Soon, difficulties emerged about the branding. Vietjet wanted to keep its own name while AirAsia wanted to use its own logo and brand. With the opposition of Vietnam Civil Aviation to the project, AirAsia finally officially withdrawed from the JV with Vietjet in October 2011, citing “a failure to obtain Vietnamese regulatory approvals”.
But AirAsia is back, unfazed by its first unfortunate experience. According to Bloomberg, the low-cost carrier headed by Malaysian tycoon Tony Fernandes, plans to start a Vietnamese carrier in a local partnership. The region’s largest budget airline will partner Gumin Co., Hai Au Aviation Joint Stock Co. and businessman Tran Trong Kien for the venture, which is expected to start flying early next year, AirAsia said in a statement to the stock exchange. Gumin will own about 70 percent of the new venture, with AirAsia holding the rest.
Vietnam is the latest country to lure Fernandes, who is seeking to build a pan-Asian budget airline, as the 28 percent growth in passenger traffic was triple the pace in other Southeast Asian nations. The fifth-biggest market in the region has seen domestic traffic double since 2013, and the middle-class will comprise close to a quarter of its population by 2010, AirAsia said.

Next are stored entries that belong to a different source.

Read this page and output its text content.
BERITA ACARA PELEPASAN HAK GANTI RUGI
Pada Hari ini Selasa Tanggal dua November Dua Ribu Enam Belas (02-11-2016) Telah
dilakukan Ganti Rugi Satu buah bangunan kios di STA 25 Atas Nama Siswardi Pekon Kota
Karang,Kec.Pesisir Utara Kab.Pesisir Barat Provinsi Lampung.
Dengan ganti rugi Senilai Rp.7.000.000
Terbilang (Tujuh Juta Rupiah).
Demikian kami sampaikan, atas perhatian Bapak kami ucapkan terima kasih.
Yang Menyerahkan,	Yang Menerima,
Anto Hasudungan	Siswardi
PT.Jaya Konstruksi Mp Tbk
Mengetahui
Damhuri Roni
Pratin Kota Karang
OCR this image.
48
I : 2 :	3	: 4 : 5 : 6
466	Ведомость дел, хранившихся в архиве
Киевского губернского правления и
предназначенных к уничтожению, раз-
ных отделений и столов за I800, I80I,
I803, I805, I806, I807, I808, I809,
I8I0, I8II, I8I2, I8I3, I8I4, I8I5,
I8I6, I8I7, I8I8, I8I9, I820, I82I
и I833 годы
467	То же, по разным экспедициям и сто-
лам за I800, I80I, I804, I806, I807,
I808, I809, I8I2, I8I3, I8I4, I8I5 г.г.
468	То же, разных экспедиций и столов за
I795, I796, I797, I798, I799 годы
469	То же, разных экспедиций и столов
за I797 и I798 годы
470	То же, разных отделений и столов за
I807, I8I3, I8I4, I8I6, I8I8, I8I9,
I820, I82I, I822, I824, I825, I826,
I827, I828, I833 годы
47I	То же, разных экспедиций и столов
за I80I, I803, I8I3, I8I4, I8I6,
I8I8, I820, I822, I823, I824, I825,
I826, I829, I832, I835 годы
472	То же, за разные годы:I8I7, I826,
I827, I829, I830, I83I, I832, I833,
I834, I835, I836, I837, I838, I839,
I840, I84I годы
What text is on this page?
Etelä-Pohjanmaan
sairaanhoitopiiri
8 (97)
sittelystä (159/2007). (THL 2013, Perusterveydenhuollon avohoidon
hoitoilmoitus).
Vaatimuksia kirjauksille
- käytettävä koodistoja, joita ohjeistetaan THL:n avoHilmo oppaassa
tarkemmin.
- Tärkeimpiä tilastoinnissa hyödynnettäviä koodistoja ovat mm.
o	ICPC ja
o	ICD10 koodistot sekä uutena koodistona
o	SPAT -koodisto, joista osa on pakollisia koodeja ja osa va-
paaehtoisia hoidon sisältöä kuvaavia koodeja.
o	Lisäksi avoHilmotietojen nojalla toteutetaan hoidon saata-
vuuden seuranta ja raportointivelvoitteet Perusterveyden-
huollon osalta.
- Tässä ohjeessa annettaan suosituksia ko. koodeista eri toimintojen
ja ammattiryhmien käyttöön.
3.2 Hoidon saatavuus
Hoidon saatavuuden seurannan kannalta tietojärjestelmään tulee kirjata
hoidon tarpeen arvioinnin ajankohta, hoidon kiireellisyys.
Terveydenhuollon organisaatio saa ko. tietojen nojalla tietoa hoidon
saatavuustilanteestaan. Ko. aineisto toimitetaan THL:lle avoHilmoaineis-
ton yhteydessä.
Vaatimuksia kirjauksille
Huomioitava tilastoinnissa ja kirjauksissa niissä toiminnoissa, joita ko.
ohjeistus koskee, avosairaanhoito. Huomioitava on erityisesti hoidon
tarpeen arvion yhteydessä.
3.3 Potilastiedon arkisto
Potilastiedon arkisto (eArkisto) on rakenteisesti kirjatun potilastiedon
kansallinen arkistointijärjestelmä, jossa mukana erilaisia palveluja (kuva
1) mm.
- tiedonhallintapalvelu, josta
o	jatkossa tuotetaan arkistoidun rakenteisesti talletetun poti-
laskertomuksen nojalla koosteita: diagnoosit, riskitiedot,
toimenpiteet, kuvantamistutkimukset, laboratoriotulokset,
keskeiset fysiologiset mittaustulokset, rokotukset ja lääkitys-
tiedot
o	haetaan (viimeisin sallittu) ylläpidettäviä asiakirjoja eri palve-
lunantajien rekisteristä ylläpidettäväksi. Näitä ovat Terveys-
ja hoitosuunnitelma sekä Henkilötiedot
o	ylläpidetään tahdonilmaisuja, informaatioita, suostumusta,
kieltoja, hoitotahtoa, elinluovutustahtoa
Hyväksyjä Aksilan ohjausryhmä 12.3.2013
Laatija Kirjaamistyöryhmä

“AirAsia is very late to the party in Vietnam and as a result faces huge challenges,” said Brendan Sobie, Singapore-based chief analyst at CAPA Centre for Aviation. “The market is now well served by two low-cost carriers, VietJet and Jetstar Pacific. The rate of growth will likely slow in the coming years as the market is now more mature.”
AirAsia’s Vietnam venture will need investments of 1 trillion Vietnamese Dong ($44 million), and AirAsia will contribute 30 percent of that after raising internal funding, according to the filing.
Kien is the chief executive officer of Hanoi-based Gumin, which was founded March 29, according to Vietnam Planning and Investment Ministry’s website. He is also the chairman and CEO of Thien Minh Group, or TMG, which owns Victoria Hotels & Resorts in Vietnam and Laos. Hai Au Aviation is a unit of TMG.